Sunday, March 26, 2017

Born in the USA

Last month I wrote about the Medicaid situation in California. In that post I cited the fact that 50% of the children in California are on Medicaid and half of the births in California last year were paid for by Medicaid.

The obvious question is how has a welfare program for low income individuals, that did not even exist until 1965, come to cover half of the children in a state?

It seems that I was too harsh on California in that post.

I just came across this data on Medicaid births by state. It seems that California is just average when it comes to the percentage of births that are paid by Medicaid in the United States of America.

In fact, in 24 out of the nation's 50 states, at least half of the babies born during the latest year of record were paid for by Medicaid.




In New Mexico, almost 3 out of 4 babies are paid for by Medicaid to lead the nation in this ignoble ranking.

What surprised me was Wisconsin being tied for 4th place with 64% of its births being covered by Medicaid and Ohio with 52%. Those states beat out New York (51%) and California.

I return to the obvious question again.

How has a welfare program for low income individuals, that did not even exist until 1965, come to cover half of the births in our country?

And this question leads to other questions.

Is our economy so poor that half of the people having babies in this country are in poverty?

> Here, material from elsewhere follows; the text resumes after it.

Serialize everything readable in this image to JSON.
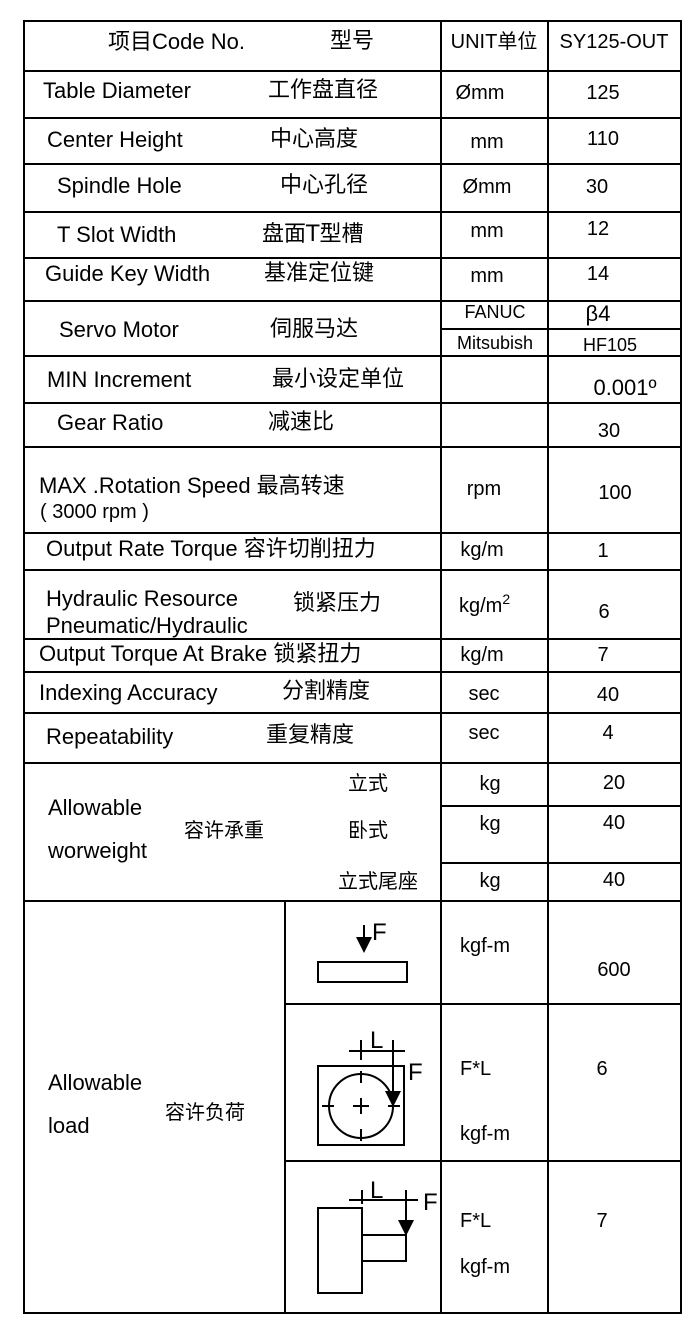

What effect is illegal immigration having on Medicaid? (If you look at the highest percentage states for Medicaid births they are generally states with high percentages of illegal immigrants).

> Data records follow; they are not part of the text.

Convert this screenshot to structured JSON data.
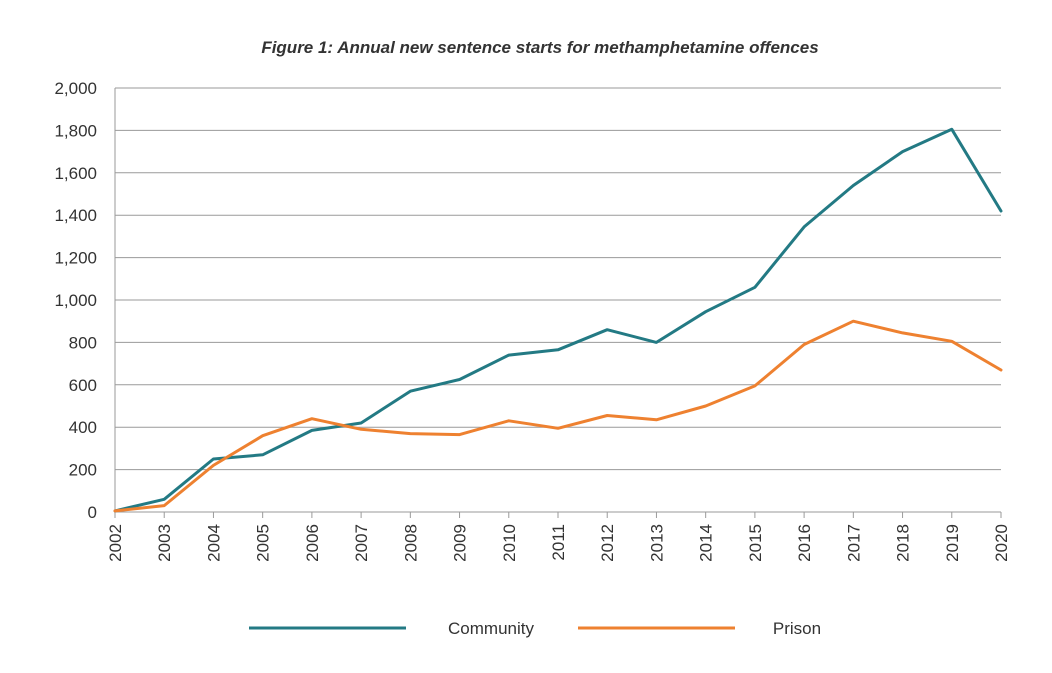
{
  "chart_data": {
    "type": "line",
    "title": "Figure 1: Annual new sentence starts for methamphetamine offences",
    "xlabel": "",
    "ylabel": "",
    "categories": [
      "2002",
      "2003",
      "2004",
      "2005",
      "2006",
      "2007",
      "2008",
      "2009",
      "2010",
      "2011",
      "2012",
      "2013",
      "2014",
      "2015",
      "2016",
      "2017",
      "2018",
      "2019",
      "2020"
    ],
    "ylim": [
      0,
      2000
    ],
    "yticks": [
      0,
      200,
      400,
      600,
      800,
      1000,
      1200,
      1400,
      1600,
      1800,
      2000
    ],
    "ytick_labels": [
      "0",
      "200",
      "400",
      "600",
      "800",
      "1,000",
      "1,200",
      "1,400",
      "1,600",
      "1,800",
      "2,000"
    ],
    "grid": "horizontal",
    "legend_position": "bottom",
    "series": [
      {
        "name": "Community",
        "color": "#237a84",
        "values": [
          5,
          60,
          250,
          270,
          385,
          420,
          570,
          625,
          740,
          765,
          860,
          800,
          945,
          1060,
          1345,
          1540,
          1700,
          1805,
          1420
        ]
      },
      {
        "name": "Prison",
        "color": "#ee8130",
        "values": [
          5,
          30,
          220,
          360,
          440,
          390,
          370,
          365,
          430,
          395,
          455,
          435,
          500,
          595,
          790,
          900,
          845,
          805,
          670
        ]
      }
    ]
  }
}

Are the Medicaid eligibility requirements too broad?

Are poor people having that many more babies than those with more money?

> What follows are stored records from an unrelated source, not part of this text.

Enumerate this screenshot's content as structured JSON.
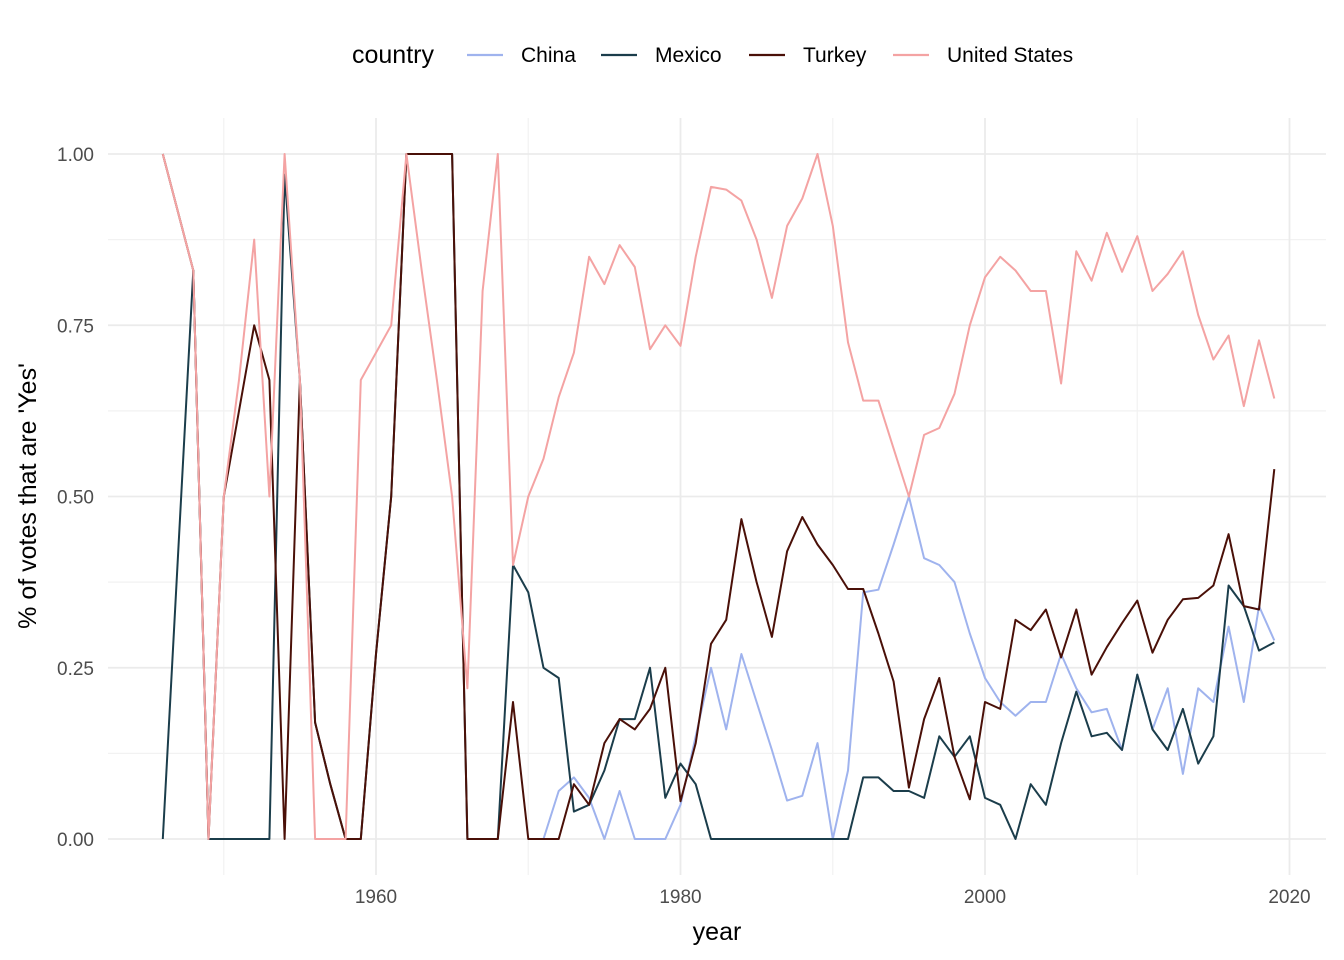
{
  "chart_data": {
    "type": "line",
    "title": "",
    "xlabel": "year",
    "ylabel": "% of votes that are 'Yes'",
    "xlim": [
      1946,
      2019
    ],
    "ylim": [
      0,
      1
    ],
    "x_ticks": [
      1960,
      1980,
      2000,
      2020
    ],
    "x_tick_labels": [
      "1960",
      "1980",
      "2000",
      "2020"
    ],
    "y_ticks": [
      0,
      0.25,
      0.5,
      0.75,
      1
    ],
    "y_tick_labels": [
      "0.00",
      "0.25",
      "0.50",
      "0.75",
      "1.00"
    ],
    "grid": true,
    "legend": {
      "title": "country",
      "position": "top"
    },
    "series": [
      {
        "name": "China",
        "color": "#9fb3ee",
        "x": [
          1971,
          1972,
          1973,
          1974,
          1975,
          1976,
          1977,
          1978,
          1979,
          1980,
          1981,
          1982,
          1983,
          1984,
          1985,
          1986,
          1987,
          1988,
          1989,
          1990,
          1991,
          1992,
          1993,
          1994,
          1995,
          1996,
          1997,
          1998,
          1999,
          2000,
          2001,
          2002,
          2003,
          2004,
          2005,
          2006,
          2007,
          2008,
          2009,
          2010,
          2011,
          2012,
          2013,
          2014,
          2015,
          2016,
          2017,
          2018,
          2019
        ],
        "y": [
          0,
          0.07,
          0.09,
          0.06,
          0,
          0.07,
          0,
          0,
          0,
          0.05,
          0.15,
          0.25,
          0.16,
          0.27,
          0.2,
          0.13,
          0.056,
          0.063,
          0.14,
          0,
          0.1,
          0.36,
          0.364,
          0.43,
          0.5,
          0.41,
          0.4,
          0.375,
          0.3,
          0.235,
          0.2,
          0.18,
          0.2,
          0.2,
          0.27,
          0.22,
          0.185,
          0.19,
          0.13,
          0.24,
          0.16,
          0.22,
          0.095,
          0.22,
          0.2,
          0.31,
          0.2,
          0.34,
          0.29
        ]
      },
      {
        "name": "Mexico",
        "color": "#1b3d4b",
        "x": [
          1946,
          1948,
          1949,
          1950,
          1951,
          1952,
          1953,
          1954,
          1955,
          1956,
          1957,
          1958,
          1959,
          1960,
          1961,
          1962,
          1963,
          1964,
          1965,
          1966,
          1967,
          1968,
          1969,
          1970,
          1971,
          1972,
          1973,
          1974,
          1975,
          1976,
          1977,
          1978,
          1979,
          1980,
          1981,
          1982,
          1983,
          1984,
          1985,
          1986,
          1987,
          1988,
          1989,
          1990,
          1991,
          1992,
          1993,
          1994,
          1995,
          1996,
          1997,
          1998,
          1999,
          2000,
          2001,
          2002,
          2003,
          2004,
          2005,
          2006,
          2007,
          2008,
          2009,
          2010,
          2011,
          2012,
          2013,
          2014,
          2015,
          2016,
          2017,
          2018,
          2019
        ],
        "y": [
          0,
          0.83,
          0,
          0,
          0,
          0,
          0,
          0.97,
          0.67,
          0.17,
          0.08,
          0,
          0,
          0.27,
          0.5,
          1,
          1,
          1,
          1,
          0,
          0,
          0,
          0.4,
          0.36,
          0.25,
          0.235,
          0.04,
          0.05,
          0.1,
          0.175,
          0.175,
          0.25,
          0.06,
          0.11,
          0.08,
          0,
          0,
          0,
          0,
          0,
          0,
          0,
          0,
          0,
          0,
          0.09,
          0.09,
          0.07,
          0.07,
          0.06,
          0.15,
          0.12,
          0.15,
          0.06,
          0.05,
          0,
          0.08,
          0.05,
          0.14,
          0.215,
          0.15,
          0.155,
          0.13,
          0.24,
          0.16,
          0.13,
          0.19,
          0.11,
          0.15,
          0.37,
          0.34,
          0.275,
          0.287
        ]
      },
      {
        "name": "Turkey",
        "color": "#4a1008",
        "x": [
          1946,
          1948,
          1949,
          1950,
          1951,
          1952,
          1953,
          1954,
          1955,
          1956,
          1957,
          1958,
          1959,
          1960,
          1961,
          1962,
          1963,
          1964,
          1965,
          1966,
          1967,
          1968,
          1969,
          1970,
          1971,
          1972,
          1973,
          1974,
          1975,
          1976,
          1977,
          1978,
          1979,
          1980,
          1981,
          1982,
          1983,
          1984,
          1985,
          1986,
          1987,
          1988,
          1989,
          1990,
          1991,
          1992,
          1993,
          1994,
          1995,
          1996,
          1997,
          1998,
          1999,
          2000,
          2001,
          2002,
          2003,
          2004,
          2005,
          2006,
          2007,
          2008,
          2009,
          2010,
          2011,
          2012,
          2013,
          2014,
          2015,
          2016,
          2017,
          2018,
          2019
        ],
        "y": [
          1,
          0.83,
          0,
          0.5,
          0.625,
          0.75,
          0.67,
          0,
          0.67,
          0.17,
          0.08,
          0,
          0,
          0.27,
          0.5,
          1,
          1,
          1,
          1,
          0,
          0,
          0,
          0.2,
          0,
          0,
          0,
          0.08,
          0.05,
          0.14,
          0.175,
          0.16,
          0.19,
          0.25,
          0.055,
          0.14,
          0.285,
          0.32,
          0.467,
          0.375,
          0.295,
          0.42,
          0.47,
          0.43,
          0.4,
          0.365,
          0.365,
          0.3,
          0.23,
          0.075,
          0.175,
          0.235,
          0.12,
          0.058,
          0.2,
          0.19,
          0.32,
          0.305,
          0.335,
          0.265,
          0.335,
          0.24,
          0.28,
          0.315,
          0.348,
          0.272,
          0.32,
          0.35,
          0.352,
          0.37,
          0.445,
          0.34,
          0.335,
          0.54
        ]
      },
      {
        "name": "United States",
        "color": "#f4a3a3",
        "x": [
          1946,
          1948,
          1949,
          1950,
          1951,
          1952,
          1953,
          1954,
          1955,
          1956,
          1957,
          1958,
          1959,
          1960,
          1961,
          1962,
          1963,
          1964,
          1965,
          1966,
          1967,
          1968,
          1969,
          1970,
          1971,
          1972,
          1973,
          1974,
          1975,
          1976,
          1977,
          1978,
          1979,
          1980,
          1981,
          1982,
          1983,
          1984,
          1985,
          1986,
          1987,
          1988,
          1989,
          1990,
          1991,
          1992,
          1993,
          1994,
          1995,
          1996,
          1997,
          1998,
          1999,
          2000,
          2001,
          2002,
          2003,
          2004,
          2005,
          2006,
          2007,
          2008,
          2009,
          2010,
          2011,
          2012,
          2013,
          2014,
          2015,
          2016,
          2017,
          2018,
          2019
        ],
        "y": [
          1,
          0.83,
          0,
          0.5,
          0.67,
          0.875,
          0.5,
          1,
          0.67,
          0,
          0,
          0,
          0.67,
          0.71,
          0.75,
          1,
          0.83,
          0.67,
          0.5,
          0.22,
          0.8,
          1,
          0.4,
          0.5,
          0.555,
          0.645,
          0.71,
          0.85,
          0.81,
          0.867,
          0.835,
          0.715,
          0.75,
          0.72,
          0.85,
          0.952,
          0.948,
          0.932,
          0.875,
          0.79,
          0.895,
          0.935,
          1,
          0.895,
          0.725,
          0.64,
          0.64,
          0.57,
          0.5,
          0.59,
          0.6,
          0.65,
          0.75,
          0.82,
          0.85,
          0.83,
          0.8,
          0.8,
          0.665,
          0.858,
          0.815,
          0.885,
          0.828,
          0.88,
          0.8,
          0.825,
          0.858,
          0.765,
          0.7,
          0.735,
          0.632,
          0.728,
          0.643
        ]
      }
    ]
  }
}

Is the Medicaid program actually providing an incentive for the poor to have more babies since the rest of us our paying for it? My daughter just had a baby. She has good employer coverage but with a high deductible health plan it cost her and her husband more than $5,000 in out of pocket costs to have the child. Compare that to a Medicaid mother. Who is more likely to have the next child?

I don't have the answers to these questions but someone somewhere needs to be looking into the answers.

This is most particularly important right now considering the fact that Medicaid funding is so critical to the issue of repealing Obamacare. Without the massive expansion of Medicaid, the repeal of Obamacare would be infinitely simpler to do. As I have written before, it is not easy to take free stuff away from anyone. Any reform also creates winners and losers and the losers are always more vocal than the winners.

In fact, in 2008, before Obamacare expanded Medicaid, approximately 40% of births were already covered by Medicaid nationally. That number has grown dramatically to the one in two it is today.

You have to also keep in mind that each baby born and paid for by Medicaid is also more likely a child that will continue to be on Medicaid in the future until they are grown and are on their own. The sad reality is that they will more than likely also be on Medicaid as adults.

Such is the system we have created with all the best of intentions. However, we seem not to have considered the system of perverse incentives that perpetuates the problem.


I am tired of the questions. I would like some answers.